Opstaan uit de doden, wat is dat?
Bij Marcus 9,2-10
De verheerlijking op de berg, de klassieke lezing van de tweede zondag in de Veertigdagentijd. Hoe zouden wij de weg naar Pasen zonder dit verhaal kunnen volbrengen? Ik kan het mij niet anders voorstellen. Dit jaar lezen wij het uit Marcus, dat geeft andere accenten.
De evangelist Matteüs (17,1-13) legt de nadruk op het gesprek met Mozes en Elia; bij hem is er ook een lijn naar de verzoeking in de woestijn (Mat. 4), waar Jezus als het ware als de oudtestamentische zondebok naartoe gedreven wordt. Lucas (9,28-36) plaatst de verheerlijking vlak voor Jezus’ tocht naar Jeruzalem en laat Jezus dan ook met Mozes en Elia spreken over wat Hem te wachten staat: zijn exodus, zijn uittocht (niet ‘zijn heengaan’!) die Hij in Jeruzalem zal gaan volbrengen (9,31). Marcus plaatst het verhaal, zoals Matteüs, direct na het moment dat Jezus voor de eerste keer de discipelen heeft onderricht dat Hij zal moeten lijden en sterven, en uit de dood zal opstaan. Dat opstaan uit de dood en hun verwarring daarover keert terug aan het einde van de lezing vandaag (Marc. 9,10).
Op de zevende dag
De tijdsbepaling ‘Na zes dagen…’ doet denken aan de zes dagen van de schepping: daarna komt de zevende dag, de dag waarop God rustte en zag dat het goed was. De dag van de heerlijkheid Gods wordt de dag waarop de Zoon met heerlijkheid – een stralend gewaad – wordt bekleed. Op deze zevende dag komt alles samen op dé berg – die bij Marcus geen naam heeft.
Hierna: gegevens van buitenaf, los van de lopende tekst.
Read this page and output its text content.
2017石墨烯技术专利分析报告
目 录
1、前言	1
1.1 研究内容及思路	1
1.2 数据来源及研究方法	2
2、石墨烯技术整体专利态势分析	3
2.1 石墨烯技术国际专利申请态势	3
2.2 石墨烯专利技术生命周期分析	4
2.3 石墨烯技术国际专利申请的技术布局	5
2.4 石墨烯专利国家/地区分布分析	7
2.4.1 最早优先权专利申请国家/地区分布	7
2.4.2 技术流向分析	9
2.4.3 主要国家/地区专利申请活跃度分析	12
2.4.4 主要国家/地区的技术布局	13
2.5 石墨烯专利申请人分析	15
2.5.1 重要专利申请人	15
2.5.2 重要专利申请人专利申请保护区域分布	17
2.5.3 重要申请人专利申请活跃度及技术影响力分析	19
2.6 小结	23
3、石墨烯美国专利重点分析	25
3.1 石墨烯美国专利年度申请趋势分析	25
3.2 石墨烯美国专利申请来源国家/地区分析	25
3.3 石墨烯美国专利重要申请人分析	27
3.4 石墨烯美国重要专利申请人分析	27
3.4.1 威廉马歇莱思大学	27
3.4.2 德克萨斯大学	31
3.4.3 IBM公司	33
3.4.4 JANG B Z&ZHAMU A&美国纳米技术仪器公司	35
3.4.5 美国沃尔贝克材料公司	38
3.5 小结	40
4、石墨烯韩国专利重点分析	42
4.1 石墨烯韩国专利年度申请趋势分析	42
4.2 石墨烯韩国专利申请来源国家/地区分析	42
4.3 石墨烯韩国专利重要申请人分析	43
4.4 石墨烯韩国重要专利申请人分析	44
Deze ‘hoge berg’ van Marcus is de Sinai (Ex. 19), de Horeb (1 Kon. 19) en de berg van Abraham (Gen. 22): de berg, de plaats waar de Ene de mens ontmoet. Op deze berg spreken Profeten, Tora en Messias met elkaar en is de stem van de Ene te horen.
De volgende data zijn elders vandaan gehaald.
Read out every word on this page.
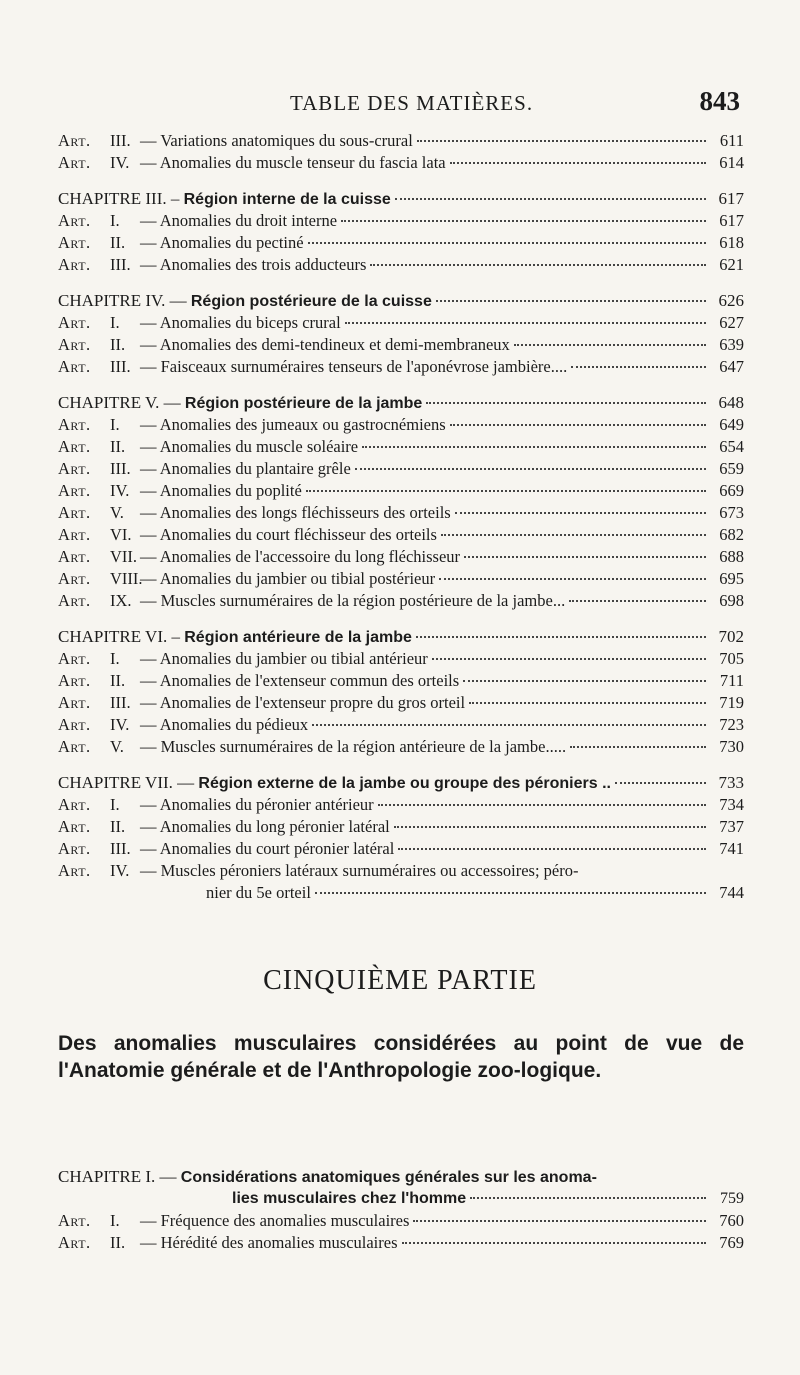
TABLE DES MATIÈRES.	843
Art. III. — Variations anatomiques du sous-crural	611
Art. IV. — Anomalies du muscle tenseur du fascia lata	614
CHAPITRE III. – Région interne de la cuisse	617
Art. I. — Anomalies du droit interne	617
Art. II. — Anomalies du pectiné	618
Art. III. — Anomalies des trois adducteurs	621
CHAPITRE IV. — Région postérieure de la cuisse	626
Art. I. — Anomalies du biceps crural	627
Art. II. — Anomalies des demi-tendineux et demi-membraneux	639
Art. III. — Faisceaux surnuméraires tenseurs de l'aponévrose jambière....	647
CHAPITRE V. — Région postérieure de la jambe	648
Art. I. — Anomalies des jumeaux ou gastrocnémiens	649
Art. II. — Anomalies du muscle soléaire	654
Art. III. — Anomalies du plantaire grêle	659
Art. IV. — Anomalies du poplité	669
Art. V. — Anomalies des longs fléchisseurs des orteils	673
Art. VI. — Anomalies du court fléchisseur des orteils	682
Art. VII. — Anomalies de l'accessoire du long fléchisseur	688
Art. VIII.— Anomalies du jambier ou tibial postérieur	695
Art. IX. — Muscles surnuméraires de la région postérieure de la jambe...	698
CHAPITRE VI. – Région antérieure de la jambe	702
Art. I. — Anomalies du jambier ou tibial antérieur	705
Art. II. — Anomalies de l'extenseur commun des orteils	711
Art. III. — Anomalies de l'extenseur propre du gros orteil	719
Art. IV. — Anomalies du pédieux	723
Art. V. — Muscles surnuméraires de la région antérieure de la jambe.....	730
CHAPITRE VII. — Région externe de la jambe ou groupe des péroniers ..	733
Art. I. — Anomalies du péronier antérieur	734
Art. II. — Anomalies du long péronier latéral	737
Art. III. — Anomalies du court péronier latéral	741
Art. IV. — Muscles péroniers latéraux surnuméraires ou accessoires; péro-
nier du 5e orteil	744
CINQUIÈME PARTIE
Des anomalies musculaires considérées au point de vue de l'Anatomie générale et de l'Anthropologie zoo-logique.
CHAPITRE I. — Considérations anatomiques générales sur les anoma-
lies musculaires chez l'homme	759
Art. I. — Fréquence des anomalies musculaires	760
Art. II. — Hérédité des anomalies musculaires	769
Een hoge berg is altijd weer de plek waar de Eeuwige openbaart wie Hij is, waar Hij laat horen wat gehoord moet worden. Op de berg ontvangt Mozes de Tien Woorden van het Verbond. Daar ziet hij – ook al op de zevende dag – hoe de Eeuwige verschijnt in zijn majesteit (Ex. 24), en zelf klimt hij daarna omlaag met de afglans van de Ene op zijn gezicht. Op de berg zoekt Elia Gods aangezicht (1 Kon. 19) in zijn uur van vertwijfeling: hoe moet het in vredesnaam verder met dat Verbond? Ook voor hem een ontmoeting met de Eeuwige, hier niet in storm en vuur maar in de stem van een zachte stilte. Op de tweede zondag van de Veertigdagentijd schuiven al die bergen theologisch in elkaar tot deze berg van de verheerlijking, waar Elia en Mozes verschijnen en de Eeuwige dichtbij is… Even gaat de hemel open.
Wet, Profeten en Messias
Jezus neemt drie leerlingen mee, zoals Mozes Aäron, Nadab en Abihu (Ex. 24) – daar zijn dan nog de zeventig oudsten bij, hier zijn zij alleen met zijn vieren, totdat Profeten (Elia) en Tora (Mozes) zich bij de Zoon voegen. Opvallend deze volgorde bij Marcus: eerst Elia, daarna pas Mozes. Met historische chronologie kom je in de Bijbel niet ver… Ze voeren een gesprek, zoals Mozes op de Sinai met God, zoals God met Elia op de Horeb… zoals de engel sprak met Abraham, toen die op een berg zijn zoon Isaak op het altaar wilde verhogen voor de Ene.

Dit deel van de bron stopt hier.